We walked together towards a big tree on the sidewalk and while we did, I perceived the necessity, no, the responsibility to remind her that the space between us had widened. At the same time, I felt a bit embarrassed to notice in me the excitement of seeing someone - aside from my family - for the first time in a few weeks, and yet it was only April 2020.

The idea of having to dress like soldiers (and tourists) to enter the outside captivated me completely. A costume we had chosen for an unknown planet - our outside uniform - or a new character to play to help us confront that which waited for us. 

Even if it didn’t make others question our identity, we felt foreign and alienated from our image.

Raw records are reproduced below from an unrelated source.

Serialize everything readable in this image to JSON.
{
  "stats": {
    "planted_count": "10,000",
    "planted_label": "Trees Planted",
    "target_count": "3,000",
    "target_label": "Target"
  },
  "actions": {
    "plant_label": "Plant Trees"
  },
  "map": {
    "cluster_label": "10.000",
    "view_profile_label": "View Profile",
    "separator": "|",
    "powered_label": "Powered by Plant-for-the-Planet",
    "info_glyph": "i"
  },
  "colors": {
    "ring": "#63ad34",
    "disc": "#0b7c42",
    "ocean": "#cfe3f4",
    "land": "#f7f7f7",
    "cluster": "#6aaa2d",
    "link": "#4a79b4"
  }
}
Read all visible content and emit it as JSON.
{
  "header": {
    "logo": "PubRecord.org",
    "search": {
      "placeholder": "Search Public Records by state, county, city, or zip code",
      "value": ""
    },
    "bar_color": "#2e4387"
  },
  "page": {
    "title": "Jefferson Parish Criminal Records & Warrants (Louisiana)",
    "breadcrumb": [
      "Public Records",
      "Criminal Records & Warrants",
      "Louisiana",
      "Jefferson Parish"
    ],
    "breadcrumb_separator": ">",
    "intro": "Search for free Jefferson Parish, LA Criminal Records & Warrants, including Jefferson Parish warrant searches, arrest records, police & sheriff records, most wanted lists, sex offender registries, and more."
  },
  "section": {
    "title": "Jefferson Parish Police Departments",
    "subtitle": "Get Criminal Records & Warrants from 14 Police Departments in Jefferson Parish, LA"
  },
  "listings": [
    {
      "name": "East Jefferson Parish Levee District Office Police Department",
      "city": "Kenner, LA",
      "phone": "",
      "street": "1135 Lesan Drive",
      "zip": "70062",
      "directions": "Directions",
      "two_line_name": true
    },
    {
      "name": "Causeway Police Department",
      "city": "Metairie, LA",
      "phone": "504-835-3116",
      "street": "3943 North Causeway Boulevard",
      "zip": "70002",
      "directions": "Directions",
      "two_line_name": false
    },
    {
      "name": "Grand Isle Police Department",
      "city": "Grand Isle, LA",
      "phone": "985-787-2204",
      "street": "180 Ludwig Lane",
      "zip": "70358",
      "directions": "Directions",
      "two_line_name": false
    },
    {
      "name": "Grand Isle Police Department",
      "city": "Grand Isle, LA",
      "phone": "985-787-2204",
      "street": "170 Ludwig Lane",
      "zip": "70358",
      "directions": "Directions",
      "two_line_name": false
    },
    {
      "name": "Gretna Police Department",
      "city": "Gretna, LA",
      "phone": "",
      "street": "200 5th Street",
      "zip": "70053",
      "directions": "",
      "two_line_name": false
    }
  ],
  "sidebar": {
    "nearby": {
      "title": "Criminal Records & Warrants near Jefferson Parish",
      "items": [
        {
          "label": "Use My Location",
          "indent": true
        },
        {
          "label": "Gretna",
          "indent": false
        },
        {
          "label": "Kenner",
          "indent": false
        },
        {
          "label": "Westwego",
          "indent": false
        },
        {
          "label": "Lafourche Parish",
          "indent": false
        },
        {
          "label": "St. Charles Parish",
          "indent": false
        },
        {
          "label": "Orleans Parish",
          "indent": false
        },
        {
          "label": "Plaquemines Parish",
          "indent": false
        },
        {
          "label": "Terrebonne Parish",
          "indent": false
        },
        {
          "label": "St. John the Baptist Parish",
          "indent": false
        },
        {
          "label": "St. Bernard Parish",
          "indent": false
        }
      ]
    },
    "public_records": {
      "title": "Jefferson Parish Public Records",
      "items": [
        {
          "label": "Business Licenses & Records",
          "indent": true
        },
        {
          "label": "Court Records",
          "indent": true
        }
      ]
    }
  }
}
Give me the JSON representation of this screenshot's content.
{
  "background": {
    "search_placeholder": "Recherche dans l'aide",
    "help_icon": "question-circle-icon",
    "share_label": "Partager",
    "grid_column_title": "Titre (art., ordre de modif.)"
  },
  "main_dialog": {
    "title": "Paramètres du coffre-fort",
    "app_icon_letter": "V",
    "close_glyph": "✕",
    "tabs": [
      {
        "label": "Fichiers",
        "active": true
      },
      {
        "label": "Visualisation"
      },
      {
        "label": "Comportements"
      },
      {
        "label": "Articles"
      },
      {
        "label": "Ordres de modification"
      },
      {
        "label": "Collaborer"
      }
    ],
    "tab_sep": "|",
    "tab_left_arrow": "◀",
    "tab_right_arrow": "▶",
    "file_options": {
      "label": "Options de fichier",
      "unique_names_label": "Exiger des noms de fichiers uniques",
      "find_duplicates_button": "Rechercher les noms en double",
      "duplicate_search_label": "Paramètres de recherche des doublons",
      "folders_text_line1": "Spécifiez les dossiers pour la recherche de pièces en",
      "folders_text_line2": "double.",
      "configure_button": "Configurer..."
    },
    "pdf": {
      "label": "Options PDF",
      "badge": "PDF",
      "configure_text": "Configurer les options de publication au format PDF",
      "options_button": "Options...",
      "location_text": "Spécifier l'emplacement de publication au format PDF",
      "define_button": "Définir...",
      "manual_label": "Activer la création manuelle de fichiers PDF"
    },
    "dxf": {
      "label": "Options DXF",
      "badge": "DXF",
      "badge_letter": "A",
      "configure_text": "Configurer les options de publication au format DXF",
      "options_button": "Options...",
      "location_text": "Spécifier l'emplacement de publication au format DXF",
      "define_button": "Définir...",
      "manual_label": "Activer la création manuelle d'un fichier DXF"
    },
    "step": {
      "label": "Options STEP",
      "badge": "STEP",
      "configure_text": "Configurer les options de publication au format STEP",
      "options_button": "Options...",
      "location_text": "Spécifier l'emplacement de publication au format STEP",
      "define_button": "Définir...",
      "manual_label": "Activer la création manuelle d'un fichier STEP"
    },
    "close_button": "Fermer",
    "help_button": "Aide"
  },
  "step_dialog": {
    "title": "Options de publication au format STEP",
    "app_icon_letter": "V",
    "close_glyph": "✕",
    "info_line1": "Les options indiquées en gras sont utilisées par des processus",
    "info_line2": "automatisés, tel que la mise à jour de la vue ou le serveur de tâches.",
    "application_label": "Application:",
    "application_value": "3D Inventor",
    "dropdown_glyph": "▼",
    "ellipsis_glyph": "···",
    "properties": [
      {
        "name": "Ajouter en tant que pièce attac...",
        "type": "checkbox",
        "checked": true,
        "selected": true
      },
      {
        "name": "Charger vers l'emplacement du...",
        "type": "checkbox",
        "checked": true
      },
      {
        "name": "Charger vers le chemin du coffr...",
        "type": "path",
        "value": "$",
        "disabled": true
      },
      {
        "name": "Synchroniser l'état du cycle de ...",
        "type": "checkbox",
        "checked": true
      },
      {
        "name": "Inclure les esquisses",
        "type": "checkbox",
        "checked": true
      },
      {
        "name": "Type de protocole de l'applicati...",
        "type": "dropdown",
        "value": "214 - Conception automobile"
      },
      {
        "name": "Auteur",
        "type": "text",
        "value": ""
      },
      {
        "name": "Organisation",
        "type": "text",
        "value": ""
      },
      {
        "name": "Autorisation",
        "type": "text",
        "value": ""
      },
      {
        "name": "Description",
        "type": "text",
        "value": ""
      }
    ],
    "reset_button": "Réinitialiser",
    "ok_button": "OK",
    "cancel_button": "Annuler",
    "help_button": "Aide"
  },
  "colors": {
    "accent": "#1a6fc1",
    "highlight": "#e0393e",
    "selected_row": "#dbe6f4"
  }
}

In the edition from last spring of Vogue Italia (Far Away So Close), the editor Chiara Bardelli-Nonino reflects upon the purpose of magazines in uncertain times like ours. For that she took inspiration from the book  “Dressed for War” by Julie Summers which chronicled the life of Audrey Whiters eic of Vogue during WWII:

Magazines are about the immediate, the here and now. For Audrey Withers that meant being able to talk as much about beauty as war and devastation, with the same credibility. As Beaton wrote, describing a London that resisted constant bombardment with yet another English invention, the Blitz Spirit: “To spite Hitler and in spite of him, the garden catalogues arrive, and we order not only the beans and the potatoes and the spinach and the cabbages and beehives that thrive so well in London gardens, but the fibre and the bulbs of hyacinths that will enliven the darkest day at home.” Of course, those hyacinths were not essential for survival. Then again, maybe they were.

I started this series of portraits photographing friends, then friends of friends, and now is open to whoever wants to participate. I encourage every participant to think about their costume, while reminding them their uniform only serves their own given practicality, which in return can be as physical or emotional as they need it to be.